MESUJI- Pemerintahan Desa melalui Kepala Desa yang merupakan anggota dari Gugus Tugas Percepatan Penanganan COVID-19 melaksanakan Padat Karya Tunai bagian dari skenario untuk pemulihan ekonomi dan pembangunan di tengah pandemi COVID-19,Rabu(29/04/2020)
Kepala Desa Gedung Boga Yulinda Sriwahyuni mengatakan bahwa Padat Karya Tunai tersebut juga dilakukan untuk mempertahankan daya beli masyarakat.
"Jadi mendistribusikan uang pembangunan, melalui proyek padat Karya tunai, semua dimobilisasi masyarakat setempat, pekerja, mulai pasok material, bahkan alat warga setempat," katanya.
Kades Gedung Boga juga menjelaskan bahwa Padat Karya Tunai ini adalah upaya memberikan pekerjaan kepada masyarakat Desa dengan tidak menggunakan teknologi dalam pelaksanaannya.
Terkait adanya anjuran Pemerintah tentang physical distancing, sebagai upaya memutus rantai penularan COVID-19, Kades Gedung Boga dalam pelaksanaannya akan tetap menerapkan protokol kesehatan dengan mengurangi jumlah pekerja dengan pengaturan jadwal agar dapat merata dan selesai dengan baik.
"Masih bisa dilaksanakan, karena kita masih memanfaatkan atau menggunakan protokol kesehatan, masyarakatpun dalam keadaan sehat, jadi seperti pembangunan Onderlagh yang bersumber dari dana Desa, hanya 20 orang,begitupun pembangunan lainnya dengan metode giliran,” tegas Yulinda.
Menyinggung mengenai upah,Yulinda mengatakan bahwa para pekerja akan meneripa upah per minggu seperti yang sudah dilakukan.
"Ini semua dibayar mingguan, seperti yang sudah dilakukan, pembangunan Onderlagh,sudah ada titik yang diselesaikan dan ada yang masih berlangsung,” jelas Yulinda.

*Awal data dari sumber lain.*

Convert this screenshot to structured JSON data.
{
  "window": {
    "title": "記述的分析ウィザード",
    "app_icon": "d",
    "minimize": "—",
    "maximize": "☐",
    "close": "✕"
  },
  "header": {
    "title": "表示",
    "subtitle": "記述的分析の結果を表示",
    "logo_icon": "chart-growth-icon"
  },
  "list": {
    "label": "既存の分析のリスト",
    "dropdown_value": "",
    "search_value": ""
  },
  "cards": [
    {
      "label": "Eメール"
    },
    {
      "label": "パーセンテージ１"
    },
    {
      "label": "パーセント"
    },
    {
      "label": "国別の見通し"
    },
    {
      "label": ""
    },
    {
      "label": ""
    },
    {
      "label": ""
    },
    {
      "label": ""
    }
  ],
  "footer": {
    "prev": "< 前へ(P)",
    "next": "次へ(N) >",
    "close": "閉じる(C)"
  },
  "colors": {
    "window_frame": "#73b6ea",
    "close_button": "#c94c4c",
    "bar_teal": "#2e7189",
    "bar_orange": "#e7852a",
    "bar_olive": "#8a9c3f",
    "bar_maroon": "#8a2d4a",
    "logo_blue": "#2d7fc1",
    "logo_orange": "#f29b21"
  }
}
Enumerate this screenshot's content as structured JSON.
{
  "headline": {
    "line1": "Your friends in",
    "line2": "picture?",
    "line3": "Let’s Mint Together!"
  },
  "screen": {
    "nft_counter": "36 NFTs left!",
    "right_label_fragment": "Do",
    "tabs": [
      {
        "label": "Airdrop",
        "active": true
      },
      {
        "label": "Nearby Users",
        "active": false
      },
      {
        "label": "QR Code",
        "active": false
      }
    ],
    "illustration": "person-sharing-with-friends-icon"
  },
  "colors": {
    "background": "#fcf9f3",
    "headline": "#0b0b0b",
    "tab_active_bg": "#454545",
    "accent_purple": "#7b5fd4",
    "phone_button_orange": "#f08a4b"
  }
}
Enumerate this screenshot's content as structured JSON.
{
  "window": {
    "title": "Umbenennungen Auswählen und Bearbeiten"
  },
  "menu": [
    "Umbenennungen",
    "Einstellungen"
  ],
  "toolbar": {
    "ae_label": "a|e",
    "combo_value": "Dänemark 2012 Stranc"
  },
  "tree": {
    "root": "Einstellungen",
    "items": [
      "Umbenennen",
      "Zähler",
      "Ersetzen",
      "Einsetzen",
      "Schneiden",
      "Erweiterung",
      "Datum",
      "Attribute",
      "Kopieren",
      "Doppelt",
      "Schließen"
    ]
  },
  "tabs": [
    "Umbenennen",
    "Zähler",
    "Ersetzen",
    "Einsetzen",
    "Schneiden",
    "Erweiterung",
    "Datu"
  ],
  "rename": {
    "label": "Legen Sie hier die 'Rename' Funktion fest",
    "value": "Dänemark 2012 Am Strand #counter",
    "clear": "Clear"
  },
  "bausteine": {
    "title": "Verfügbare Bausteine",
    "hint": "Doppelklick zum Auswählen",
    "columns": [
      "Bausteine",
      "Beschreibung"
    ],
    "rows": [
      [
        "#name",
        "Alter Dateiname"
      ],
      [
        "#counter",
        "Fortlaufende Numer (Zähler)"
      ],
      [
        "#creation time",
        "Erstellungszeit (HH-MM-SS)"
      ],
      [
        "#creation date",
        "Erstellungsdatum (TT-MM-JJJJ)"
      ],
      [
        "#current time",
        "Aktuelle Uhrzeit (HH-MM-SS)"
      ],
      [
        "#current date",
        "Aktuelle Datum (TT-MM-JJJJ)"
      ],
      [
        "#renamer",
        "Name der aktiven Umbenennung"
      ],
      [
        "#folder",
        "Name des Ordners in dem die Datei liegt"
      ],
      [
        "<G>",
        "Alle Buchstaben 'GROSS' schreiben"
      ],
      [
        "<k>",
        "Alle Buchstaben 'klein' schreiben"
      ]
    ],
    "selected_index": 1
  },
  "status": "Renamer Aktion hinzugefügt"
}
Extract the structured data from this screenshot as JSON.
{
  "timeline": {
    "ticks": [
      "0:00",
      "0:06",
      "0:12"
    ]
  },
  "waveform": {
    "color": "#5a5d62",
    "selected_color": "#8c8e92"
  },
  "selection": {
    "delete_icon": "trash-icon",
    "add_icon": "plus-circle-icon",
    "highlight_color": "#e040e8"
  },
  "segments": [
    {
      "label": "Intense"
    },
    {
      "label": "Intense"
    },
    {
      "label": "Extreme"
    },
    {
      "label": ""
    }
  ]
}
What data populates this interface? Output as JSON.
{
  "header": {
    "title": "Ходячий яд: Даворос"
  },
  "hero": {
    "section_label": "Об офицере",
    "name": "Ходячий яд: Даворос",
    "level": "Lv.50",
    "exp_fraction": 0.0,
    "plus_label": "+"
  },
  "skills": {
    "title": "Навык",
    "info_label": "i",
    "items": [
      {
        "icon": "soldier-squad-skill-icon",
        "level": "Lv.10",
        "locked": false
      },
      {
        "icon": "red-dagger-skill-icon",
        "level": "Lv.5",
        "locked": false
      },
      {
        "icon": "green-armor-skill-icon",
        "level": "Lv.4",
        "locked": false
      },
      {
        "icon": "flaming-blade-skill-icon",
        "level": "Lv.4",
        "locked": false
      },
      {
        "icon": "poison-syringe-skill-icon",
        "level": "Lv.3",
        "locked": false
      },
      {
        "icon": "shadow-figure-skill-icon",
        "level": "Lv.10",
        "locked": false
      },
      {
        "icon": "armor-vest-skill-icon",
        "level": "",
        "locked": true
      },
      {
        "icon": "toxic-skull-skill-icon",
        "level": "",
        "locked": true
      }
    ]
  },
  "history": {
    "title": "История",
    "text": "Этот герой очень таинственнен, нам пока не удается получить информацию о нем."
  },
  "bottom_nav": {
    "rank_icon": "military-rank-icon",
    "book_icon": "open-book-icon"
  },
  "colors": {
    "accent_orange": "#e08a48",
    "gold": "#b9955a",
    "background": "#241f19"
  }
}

Untuk pembangunan,Yulinda menjelaskan mendalam, pembangunan joging track ditunda,sementara baru pemerataan tanah, saat ini tengah dilakukan renovasi Balai Desa.
"Kondisi pandemi Covid-19, maka pemerataan tanah( joging track), sudah mencapai -+ Rp.20juta sementara pelaksanaan ditunda,saat ini tengah dilakukan juga, renovasi Balai Desa, ini kita swadaya( dana mandiri),"jelasnya.
Yulinda berharap dalam situasi pandemi Covid-19 dengan proyek padat karya tunai ,bisa menambah penghasilan masyarakat dan pembangunan Desa.